Paramveer S. Dhillon, Dean Foster, Lyle H. Ungar.
Year: 2011, Volume: 12, Issue: 16, Pages: 525−564
We propose a framework MIC (Multiple Inclusion Criterion) for learning sparse models based on the information theoretic Minimum Description Length (MDL) principle. MIC provides an elegant way of incorporating arbitrary sparsity patterns in the feature space by using two-part MDL coding schemes. We present MIC based models for the problems of grouped feature selection (MIC-GROUP) and multi-task feature selection (MIC-MULTI). MIC-GROUP assumes that the features are divided into groups and induces two level sparsity, selecting a subset of the feature groups, and also selecting features within each selected group. MIC-MULTI applies when there are multiple related tasks that share the same set of potentially predictive features.
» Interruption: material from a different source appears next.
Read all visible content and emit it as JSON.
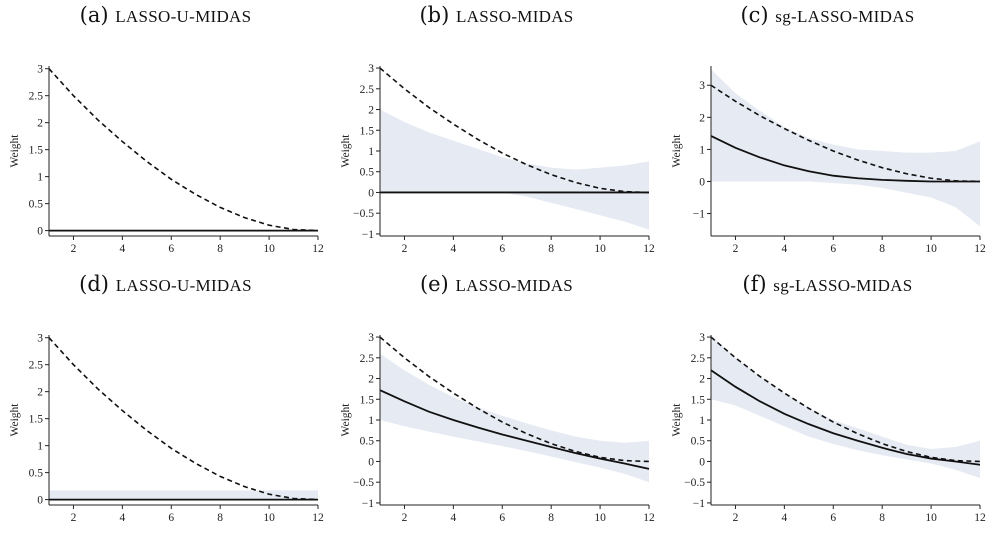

It also induces two level sparsity, selecting a subset of the features, and then selecting which of the tasks each feature should be added to. Lastly, we propose a model, TRANSFEAT, that can be used to transfer knowledge from a set of previously learned tasks to a new task that is expected to share similar features. All three methods are designed for selecting a small set of predictive features from a large pool of candidate features. We demonstrate the effectiveness of our approach with experimental results on data from genomics and from word sense disambiguation problems.